ASIC design is all about juggling multiple competing requirements. You want to make the chip competitive by increasing its capabilities, by reducing its price, or both. Today we'll focus on the second half of that tradeoff, reducing the price.
Chip fabrication is a statistical game: of the parts coming off the fab, some percentage simply do not work. The vendor runs test vectors against the chips, and throws away the ones which fail. This is called the yield, and is the primary factor determining the cost of the chip. If the yield is bad, so you have to fab a whole bunch of chips to get one that actually works, you have to charge more for that one working chip.
To illustrate why most chips coming out of the fab do not work, I'd like to walk through part of manufacturing a chip. This information is from 1995 or so, when I was last seriously involved in a chip design, and describes a 0.8 micron process. So it is completely old and busted, but is sufficient for our purposes here.
Begin by placing the silicon wafer in a nitrogen atmosphere. You deposit a photo-resist on the wafer, basically a goo which hardens when exposed to ultraviolet light. You place a shadow mask in front of a light source; the regions exposed to light will harden while those under the shadow mask remain soft. You then chemically etch off the soft regions of the photo-resist, leaving exposed silicon where they were. The hardened regions of photo-resist stay put.
Next you heat the wafer to 400 degrees and pipe phosphorous into the nitrogen atmosphere. As the K atoms heat they begin moving faster and bouncing off the walls of the chamber. Some of them move fast enough that when they strike the surface of the wafer they break the Si crystal lattice and embed themselves in the silicon. If they strike the hardened photo-resist, they embed themselves in the resist; very, very few are moving fast enough to crash all the way through the photoresist into the silicon underneath.
Next you use a different chemical process to strip off the hardened photoresist. You are left with a wafer which has phosphorous embedded in the places you wanted. Now you heat the wafer even higher, hot enough that the silicon atoms can move around more freely; they move back into position and reform the crystal lattice, burying the phosphorous atoms embedded within. This is called annealing. Now you have the p+ regions of the transistors.
You repeat this process with aluminum ions to get the n- regions. Now you have transistors. Next you connect the transistors together with traces of aluminum (which I won't go into here). You cut the wafer to separate the die, and place each die in a package. You connect bonding wires from the edge of the die to the pins of the chip. And voila, you're done.

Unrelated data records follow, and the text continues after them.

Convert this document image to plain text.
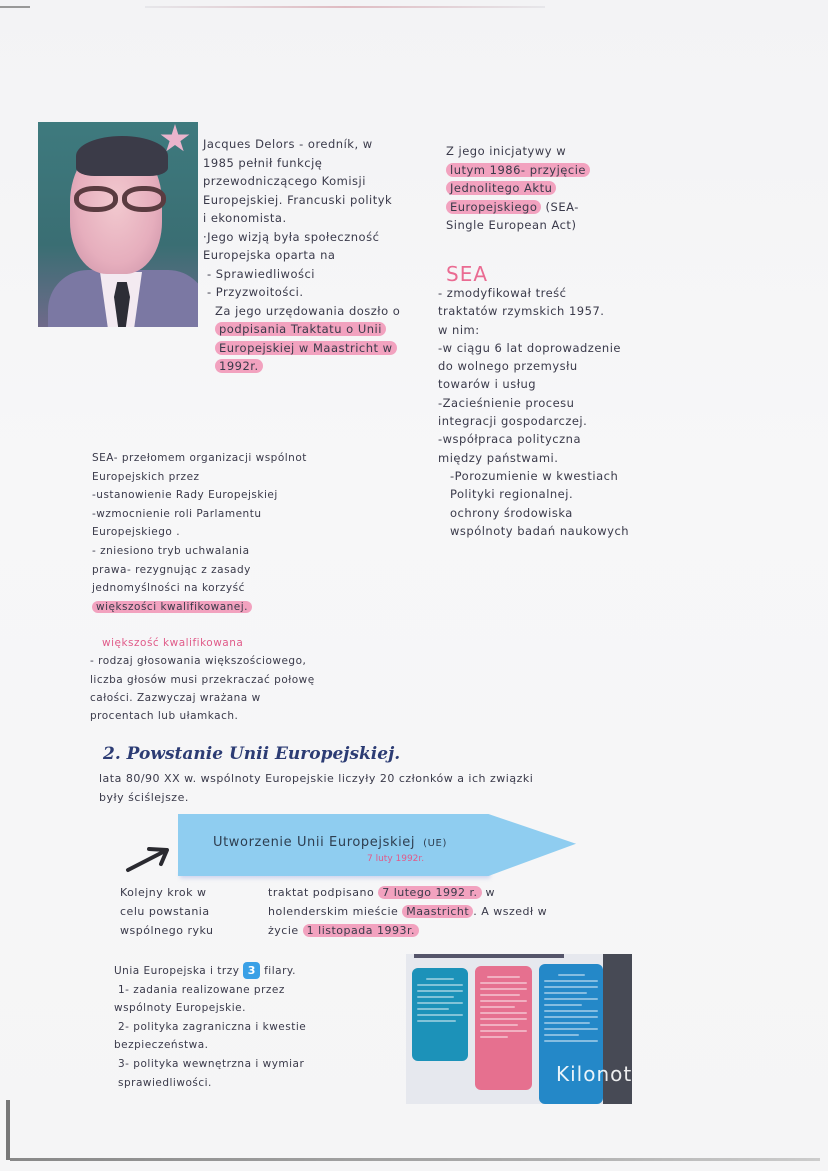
Jacques Delors - oredník, w
1985 pełnił funkcję
przewodniczącego Komisji
Europejskiej. Francuski polityk
i ekonomista.
·Jego wizją była społeczność
Europejska oparta na
- Sprawiedliwości
- Przyzwoitości.
Za jego urzędowania doszło o
podpisania Traktatu o Unii
Europejskiej w Maastricht w
1992r.
Z jego inicjatywy w
lutym 1986- przyjęcie
Jednolitego Aktu
Europejskiego (SEA-
Single European Act)
SEA
- zmodyfikował treść
traktatów rzymskich 1957.
w nim:
-w ciągu 6 lat doprowadzenie
do wolnego przemysłu
towarów i usług
-Zacieśnienie procesu
integracji gospodarczej.
-współpraca polityczna
między państwami.
-Porozumienie w kwestiach
Polityki regionalnej.
ochrony środowiska
wspólnoty badań naukowych
SEA- przełomem organizacji wspólnot
Europejskich przez
-ustanowienie Rady Europejskiej
-wzmocnienie roli Parlamentu
Europejskiego .
- zniesiono tryb uchwalania
prawa- rezygnując z zasady
jednomyślności na korzyść
większości kwalifikowanej.
większość kwalifikowana
- rodzaj głosowania większościowego,
liczba głosów musi przekraczać połowę
całości. Zazwyczaj wrażana w
procentach lub ułamkach.
2. Powstanie Unii Europejskiej.
lata 80/90 XX w. wspólnoty Europejskie liczyły 20 członków a ich związki
były ściślejsze.
Utworzenie Unii Europejskiej (UE)
7 luty 1992r.
Kolejny krok w
celu powstania
wspólnego ryku
traktat podpisano 7 lutego 1992 r. w
holenderskim mieście Maastricht . A wszedł w
życie 1 listopada 1993r.
Unia Europejska i trzy 3 filary.
1- zadania realizowane przez
wspólnoty Europejskie.
2- polityka zagraniczna i kwestie
bezpieczeństwa.
3- polityka wewnętrzna i wymiar
sprawiedliwości.	Kilonot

It should be apparent that this is a probabalistic process. Sometimes, based purely on random chance, not enough phosphorous atoms embed themselves into the silicon and your transistors don't turn on. Sometimes too much phosphorous embeds and your transistors won't turn off. Sometimes the Si lattice is too badly damaged and the annealing is ineffective. Sometimes the metal doesn't line up with the vias. Sometimes a dust particle lands on the chip and you deposit metal on top of the dust mote. Sometimes the bonding doesn't line up with the pads. Etc etc.
This is why the larger a chip grows, the more expensive it becomes. Its not because raw silicon wafers are particularly costly, its that the probability of there being a defect somewhere grows ever greater as the die becomes larger. The bigger the chip, the lower the yield of functional parts.
For at least 15 years that I know of, chip designs have improved their yield using redundancy. The earliest such efforts were done in on-chip memory: if your chip is supposed to include N banks of SRAM, put N+1 banks on the die connected with wires in the top most layer which can be cut using a laser. The SRAM occupies a large percentage of the total chip area, statistically it is likely that defects will be within the SRAM. You can then cut out the defective bank, and turn a defective chip into one that can be used. More recent silicon processes use fuses blown by the test fixture instead of lasers.
Massively Multicore Processors
Yesterday NVidia announced Fermi, a beast of a chip with 512 Cuda GPU cores. They are arranged in 16 blocks of 32 cores each. At this kind of scale, I suspect it makes sense to include extra cores in the design to improve the yield. For example, perhaps each block actually has 33 cores in the silicon so that a defective core can be tolerated.
In order to avoid having weird performance variations in the product, the extra resources are generally inaccessible if not used for yield improvement. That is even though the chip might have 528 cores physically present, no more than 512 could ever be used.